Delicadamente, sacó un pequeño medallón transparente del bolsillo de sus vaqueros y lo deslizó bajo el edredón. Era un óvalo de plástico, con un pequeño gancho para colgarlo, que contenía la última foto que les había tomado a las gemelas juntas. La viva a la izquierda, la muerta a la derecha. Había hecho fabricar decenas de aquellos medallones y los tenía por todas partes. En el coche, en su casa, en su ropa. Sus hijas la acompañaban allí adonde fuera.
La acompañarían hasta los últimos segundos de su vida.

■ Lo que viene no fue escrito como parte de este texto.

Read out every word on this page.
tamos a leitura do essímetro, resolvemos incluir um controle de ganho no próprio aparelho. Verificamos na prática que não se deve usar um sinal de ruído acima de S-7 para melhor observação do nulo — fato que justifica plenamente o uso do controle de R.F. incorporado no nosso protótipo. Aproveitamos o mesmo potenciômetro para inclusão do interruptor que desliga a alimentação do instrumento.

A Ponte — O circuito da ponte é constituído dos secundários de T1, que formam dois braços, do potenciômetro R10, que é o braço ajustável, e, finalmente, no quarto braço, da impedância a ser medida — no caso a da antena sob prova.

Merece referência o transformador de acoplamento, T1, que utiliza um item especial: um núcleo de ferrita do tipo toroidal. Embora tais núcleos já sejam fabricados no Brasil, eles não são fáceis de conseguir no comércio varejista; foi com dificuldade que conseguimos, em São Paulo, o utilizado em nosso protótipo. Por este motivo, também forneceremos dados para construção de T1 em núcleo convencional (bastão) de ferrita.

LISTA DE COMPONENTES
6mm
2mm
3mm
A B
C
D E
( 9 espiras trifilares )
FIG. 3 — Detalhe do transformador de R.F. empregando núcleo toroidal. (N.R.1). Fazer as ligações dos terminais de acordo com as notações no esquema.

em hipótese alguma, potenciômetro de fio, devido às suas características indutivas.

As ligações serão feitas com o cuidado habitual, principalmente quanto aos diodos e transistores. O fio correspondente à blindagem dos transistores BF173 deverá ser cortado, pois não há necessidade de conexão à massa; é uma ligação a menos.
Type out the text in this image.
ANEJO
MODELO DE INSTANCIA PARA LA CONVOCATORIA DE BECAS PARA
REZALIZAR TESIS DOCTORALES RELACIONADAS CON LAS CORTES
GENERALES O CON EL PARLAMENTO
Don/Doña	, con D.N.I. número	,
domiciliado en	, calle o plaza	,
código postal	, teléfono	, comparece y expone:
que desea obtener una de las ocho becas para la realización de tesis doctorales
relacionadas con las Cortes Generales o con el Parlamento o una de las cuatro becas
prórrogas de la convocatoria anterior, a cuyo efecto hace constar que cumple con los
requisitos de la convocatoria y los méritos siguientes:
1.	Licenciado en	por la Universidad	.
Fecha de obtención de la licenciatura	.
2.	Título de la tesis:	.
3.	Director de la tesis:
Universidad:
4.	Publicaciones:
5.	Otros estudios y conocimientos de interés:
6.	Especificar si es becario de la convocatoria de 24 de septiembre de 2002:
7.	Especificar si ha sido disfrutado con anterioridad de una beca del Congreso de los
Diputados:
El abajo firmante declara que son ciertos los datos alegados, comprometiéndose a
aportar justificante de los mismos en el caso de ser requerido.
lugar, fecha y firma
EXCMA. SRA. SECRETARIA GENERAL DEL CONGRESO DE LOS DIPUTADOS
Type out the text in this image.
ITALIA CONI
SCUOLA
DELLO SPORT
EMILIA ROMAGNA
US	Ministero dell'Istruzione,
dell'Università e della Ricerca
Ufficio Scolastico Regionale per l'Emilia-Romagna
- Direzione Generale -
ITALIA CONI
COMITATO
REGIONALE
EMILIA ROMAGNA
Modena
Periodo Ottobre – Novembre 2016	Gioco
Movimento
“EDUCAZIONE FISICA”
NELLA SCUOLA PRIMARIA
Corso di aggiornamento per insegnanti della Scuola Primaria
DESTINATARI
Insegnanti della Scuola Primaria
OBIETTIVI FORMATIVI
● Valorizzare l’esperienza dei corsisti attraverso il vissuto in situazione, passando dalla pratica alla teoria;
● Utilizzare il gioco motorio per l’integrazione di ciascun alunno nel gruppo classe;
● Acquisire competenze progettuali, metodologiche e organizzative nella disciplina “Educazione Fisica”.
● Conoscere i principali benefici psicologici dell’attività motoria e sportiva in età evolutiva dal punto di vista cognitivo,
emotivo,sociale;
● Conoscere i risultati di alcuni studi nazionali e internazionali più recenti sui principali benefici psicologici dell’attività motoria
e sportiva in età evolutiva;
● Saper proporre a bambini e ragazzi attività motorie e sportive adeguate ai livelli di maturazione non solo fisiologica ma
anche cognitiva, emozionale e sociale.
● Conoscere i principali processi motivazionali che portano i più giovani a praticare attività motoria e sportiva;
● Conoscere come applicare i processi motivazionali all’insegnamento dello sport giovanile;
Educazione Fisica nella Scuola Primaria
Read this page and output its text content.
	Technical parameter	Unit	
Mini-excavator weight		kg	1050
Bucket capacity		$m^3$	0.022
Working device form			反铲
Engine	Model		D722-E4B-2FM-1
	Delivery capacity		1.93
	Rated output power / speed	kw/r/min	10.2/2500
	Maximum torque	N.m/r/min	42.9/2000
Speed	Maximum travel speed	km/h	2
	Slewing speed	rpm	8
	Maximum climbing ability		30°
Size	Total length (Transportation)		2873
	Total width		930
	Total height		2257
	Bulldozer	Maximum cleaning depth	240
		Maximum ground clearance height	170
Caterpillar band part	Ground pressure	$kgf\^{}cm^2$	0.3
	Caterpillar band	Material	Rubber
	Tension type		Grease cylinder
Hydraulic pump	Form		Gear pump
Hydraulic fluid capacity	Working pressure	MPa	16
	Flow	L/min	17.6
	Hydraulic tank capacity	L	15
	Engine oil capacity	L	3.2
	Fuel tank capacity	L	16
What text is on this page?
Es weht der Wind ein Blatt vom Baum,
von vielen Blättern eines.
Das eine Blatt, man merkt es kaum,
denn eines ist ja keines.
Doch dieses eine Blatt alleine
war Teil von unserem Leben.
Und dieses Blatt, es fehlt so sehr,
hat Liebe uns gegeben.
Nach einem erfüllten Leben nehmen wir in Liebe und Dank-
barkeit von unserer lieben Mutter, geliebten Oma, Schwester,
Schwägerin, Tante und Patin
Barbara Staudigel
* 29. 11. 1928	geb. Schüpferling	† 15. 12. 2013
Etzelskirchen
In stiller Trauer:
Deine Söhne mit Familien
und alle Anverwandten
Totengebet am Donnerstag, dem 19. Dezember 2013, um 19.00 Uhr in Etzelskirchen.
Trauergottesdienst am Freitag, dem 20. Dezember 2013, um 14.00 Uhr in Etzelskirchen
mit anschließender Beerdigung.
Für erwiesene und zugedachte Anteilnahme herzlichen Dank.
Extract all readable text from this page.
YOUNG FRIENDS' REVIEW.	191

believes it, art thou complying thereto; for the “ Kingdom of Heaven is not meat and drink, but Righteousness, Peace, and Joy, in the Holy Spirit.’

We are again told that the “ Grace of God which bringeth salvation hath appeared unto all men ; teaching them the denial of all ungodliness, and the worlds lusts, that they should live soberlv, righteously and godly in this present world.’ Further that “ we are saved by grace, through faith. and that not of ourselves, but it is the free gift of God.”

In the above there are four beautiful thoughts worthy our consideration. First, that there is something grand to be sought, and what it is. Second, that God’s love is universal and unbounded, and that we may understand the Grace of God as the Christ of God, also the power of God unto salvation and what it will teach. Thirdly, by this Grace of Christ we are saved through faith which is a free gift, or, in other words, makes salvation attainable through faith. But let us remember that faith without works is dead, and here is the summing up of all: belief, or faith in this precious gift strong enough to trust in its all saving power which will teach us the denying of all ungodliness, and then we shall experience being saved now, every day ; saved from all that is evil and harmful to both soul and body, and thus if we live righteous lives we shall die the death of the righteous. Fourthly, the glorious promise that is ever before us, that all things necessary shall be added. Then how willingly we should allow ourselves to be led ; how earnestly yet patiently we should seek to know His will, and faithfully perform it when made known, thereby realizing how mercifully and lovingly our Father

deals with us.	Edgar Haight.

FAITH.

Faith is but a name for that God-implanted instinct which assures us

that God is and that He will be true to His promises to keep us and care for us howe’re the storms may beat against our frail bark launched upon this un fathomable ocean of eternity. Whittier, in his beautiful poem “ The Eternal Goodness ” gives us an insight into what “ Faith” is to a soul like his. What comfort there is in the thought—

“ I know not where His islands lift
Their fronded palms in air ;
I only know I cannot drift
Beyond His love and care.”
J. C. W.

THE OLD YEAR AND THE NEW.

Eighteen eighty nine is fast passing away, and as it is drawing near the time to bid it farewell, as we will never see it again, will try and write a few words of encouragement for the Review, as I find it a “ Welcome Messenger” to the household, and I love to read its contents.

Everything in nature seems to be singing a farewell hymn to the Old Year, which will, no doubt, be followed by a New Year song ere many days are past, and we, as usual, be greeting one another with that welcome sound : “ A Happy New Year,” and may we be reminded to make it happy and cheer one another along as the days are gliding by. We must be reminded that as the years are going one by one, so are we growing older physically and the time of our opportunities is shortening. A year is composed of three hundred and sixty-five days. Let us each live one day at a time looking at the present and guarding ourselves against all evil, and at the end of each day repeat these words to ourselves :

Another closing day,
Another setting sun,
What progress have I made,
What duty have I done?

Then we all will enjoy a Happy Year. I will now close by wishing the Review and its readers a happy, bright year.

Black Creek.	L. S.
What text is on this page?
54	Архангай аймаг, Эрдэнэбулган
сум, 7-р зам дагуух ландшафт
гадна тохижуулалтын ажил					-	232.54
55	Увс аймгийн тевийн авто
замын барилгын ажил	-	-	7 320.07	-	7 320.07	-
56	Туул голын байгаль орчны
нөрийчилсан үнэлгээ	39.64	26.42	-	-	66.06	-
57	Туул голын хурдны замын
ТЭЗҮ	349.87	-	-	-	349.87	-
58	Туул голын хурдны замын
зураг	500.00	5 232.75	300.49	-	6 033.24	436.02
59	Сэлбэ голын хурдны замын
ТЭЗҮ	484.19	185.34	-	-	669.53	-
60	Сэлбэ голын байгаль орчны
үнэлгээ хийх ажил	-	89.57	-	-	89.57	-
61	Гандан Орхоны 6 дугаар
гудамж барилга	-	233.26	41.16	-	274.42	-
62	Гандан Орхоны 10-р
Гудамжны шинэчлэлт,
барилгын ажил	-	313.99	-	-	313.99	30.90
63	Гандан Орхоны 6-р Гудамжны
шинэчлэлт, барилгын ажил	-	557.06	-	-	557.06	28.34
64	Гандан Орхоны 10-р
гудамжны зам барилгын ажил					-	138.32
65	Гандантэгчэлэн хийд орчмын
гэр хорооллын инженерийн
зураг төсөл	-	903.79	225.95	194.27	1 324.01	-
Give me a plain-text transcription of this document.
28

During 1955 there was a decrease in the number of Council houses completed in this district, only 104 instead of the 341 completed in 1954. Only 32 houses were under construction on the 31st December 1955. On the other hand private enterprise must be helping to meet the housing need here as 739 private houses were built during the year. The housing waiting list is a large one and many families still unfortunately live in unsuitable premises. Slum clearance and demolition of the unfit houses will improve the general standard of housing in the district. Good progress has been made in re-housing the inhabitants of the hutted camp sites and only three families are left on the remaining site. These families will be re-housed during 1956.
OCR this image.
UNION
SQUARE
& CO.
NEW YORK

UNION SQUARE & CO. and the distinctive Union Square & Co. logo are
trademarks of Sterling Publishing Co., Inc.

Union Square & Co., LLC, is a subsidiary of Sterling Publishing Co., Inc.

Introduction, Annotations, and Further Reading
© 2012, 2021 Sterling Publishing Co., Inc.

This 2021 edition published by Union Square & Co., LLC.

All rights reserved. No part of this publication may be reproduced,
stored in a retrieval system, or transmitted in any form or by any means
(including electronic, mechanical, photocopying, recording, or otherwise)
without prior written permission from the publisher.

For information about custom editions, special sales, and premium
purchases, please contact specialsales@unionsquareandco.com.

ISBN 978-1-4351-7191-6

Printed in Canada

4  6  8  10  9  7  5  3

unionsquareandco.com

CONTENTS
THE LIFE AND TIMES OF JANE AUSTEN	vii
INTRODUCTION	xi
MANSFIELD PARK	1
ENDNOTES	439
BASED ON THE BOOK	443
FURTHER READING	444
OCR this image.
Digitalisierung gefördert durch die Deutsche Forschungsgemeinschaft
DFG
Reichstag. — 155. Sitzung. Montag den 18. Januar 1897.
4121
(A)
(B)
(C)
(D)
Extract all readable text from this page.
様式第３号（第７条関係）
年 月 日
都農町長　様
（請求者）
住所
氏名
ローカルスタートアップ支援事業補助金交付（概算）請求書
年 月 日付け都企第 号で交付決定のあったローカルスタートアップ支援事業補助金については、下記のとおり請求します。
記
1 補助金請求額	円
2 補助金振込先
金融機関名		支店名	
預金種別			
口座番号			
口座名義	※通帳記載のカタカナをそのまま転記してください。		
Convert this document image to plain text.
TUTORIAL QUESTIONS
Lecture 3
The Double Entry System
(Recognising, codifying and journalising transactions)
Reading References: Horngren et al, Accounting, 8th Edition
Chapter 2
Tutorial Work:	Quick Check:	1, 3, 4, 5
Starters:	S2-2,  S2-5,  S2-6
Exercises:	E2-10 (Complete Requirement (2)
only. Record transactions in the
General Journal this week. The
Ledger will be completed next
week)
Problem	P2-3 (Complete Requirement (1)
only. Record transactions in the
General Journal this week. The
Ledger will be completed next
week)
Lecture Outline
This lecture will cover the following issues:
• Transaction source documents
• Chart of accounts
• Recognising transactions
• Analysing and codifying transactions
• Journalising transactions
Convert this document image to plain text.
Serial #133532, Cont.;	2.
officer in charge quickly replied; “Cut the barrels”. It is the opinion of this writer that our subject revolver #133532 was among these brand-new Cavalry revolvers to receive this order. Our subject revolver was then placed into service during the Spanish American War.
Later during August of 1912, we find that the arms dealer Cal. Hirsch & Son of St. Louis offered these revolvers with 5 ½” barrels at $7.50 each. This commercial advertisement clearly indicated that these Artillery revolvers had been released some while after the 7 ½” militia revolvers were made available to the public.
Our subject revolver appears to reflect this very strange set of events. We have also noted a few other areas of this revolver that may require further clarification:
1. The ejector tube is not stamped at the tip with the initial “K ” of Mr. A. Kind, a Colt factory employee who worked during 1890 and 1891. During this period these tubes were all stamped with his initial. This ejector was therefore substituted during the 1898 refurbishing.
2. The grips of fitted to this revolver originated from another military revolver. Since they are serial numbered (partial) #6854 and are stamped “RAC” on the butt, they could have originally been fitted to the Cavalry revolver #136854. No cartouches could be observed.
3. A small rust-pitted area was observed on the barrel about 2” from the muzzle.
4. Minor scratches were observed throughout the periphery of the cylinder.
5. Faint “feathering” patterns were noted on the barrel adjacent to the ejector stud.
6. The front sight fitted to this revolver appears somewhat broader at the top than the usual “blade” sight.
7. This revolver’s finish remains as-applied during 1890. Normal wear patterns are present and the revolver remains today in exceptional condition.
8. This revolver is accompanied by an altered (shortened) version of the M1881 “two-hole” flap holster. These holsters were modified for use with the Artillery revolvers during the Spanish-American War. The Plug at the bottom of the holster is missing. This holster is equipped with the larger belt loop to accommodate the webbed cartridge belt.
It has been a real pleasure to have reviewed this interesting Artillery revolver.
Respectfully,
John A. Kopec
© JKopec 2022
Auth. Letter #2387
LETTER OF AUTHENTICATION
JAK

Lucie pasó diez minutos escribiéndole un largo SMS a su hija. Juliette lo descubriría por la mañana, a la hora del desayuno, cuando guardara el móvil en su cartera nueva.
Una vez que se hubo lavado y desvestido, y tras programar la alarma de su teléfono móvil, se sentó en la cama, jugueteando con su pistola Mann de colección. Acariciaba la culata y rozaba el gatillo con un suspiro. A través de él, recordaba los olores de la brigada, los del café solo, la tinta de los informes acabados de imprimir o los cigarrillos de algunos de sus colegas. ¿Cuánto hacía que no había pensado en esos retazos de su vida? El arma estaba cargada, bastaba con quitar el seguro. Dado que había vuelto a vestir de policía, más valía llevar el papel hasta sus últimas consecuencias. Esperaba, sin embargo, no tener que volver a usarlo. Porque sería para matar.
El pasado…
Tras dejar la pistola en la mesita de noche, se tumbó sobre el colchón, con las manos detrás de la cabeza y mirando al techo. Aquella habitación deprimente incitaba al suicidio. A su alrededor no había ni un ruido, aparte del gorgoteo del agua y el aire en las cañerías. Lucie podía sentir cómo respiraba la montaña. Un pulmón lúgubre, de alveolos de granito, que parecía bombearle todo el aire. Se tumbó de lado, apagó la luz y se acurrucó como un niño.
Oscuridad absoluta.
Pensó entonces en Éva Louts. No sabía nada acerca de aquella pobre chica. ¿Había mirado a los ojos a su asesino? ¿Había comprendido, en los últimos instantes, la razón de su muerte? Clara no la había comprendido. Se fue de este mundo gritando.
«¡Mamá! ¡Mamá! ¡Mamá!»
Y mamá no estuvo allí… Mamá nunca había estado allí.
Pero con Juliette recuperaría el tiempo perdido multiplicándolo por dos.
Su vocecilla, triste y frágil, se oyó en la noche.
– ¿Qué viniste a hacer a este nido de ratas, Éva? ¿Qué viniste a buscar en lo alto de las montañas?
Cerró sus ojos anegados en lágrimas, dispuesta a entregarse a aquella pesadilla recurrente que la torturaba desde que ocurrió la tragedia.
Todos aquellos cuerpos carbonizados, alineados como tumbas…
A pesar de los gritos que oía dentro de su cabeza y del miedo a dormirse, el sueño se apoderó de ella bajo la gruesa manta caliente.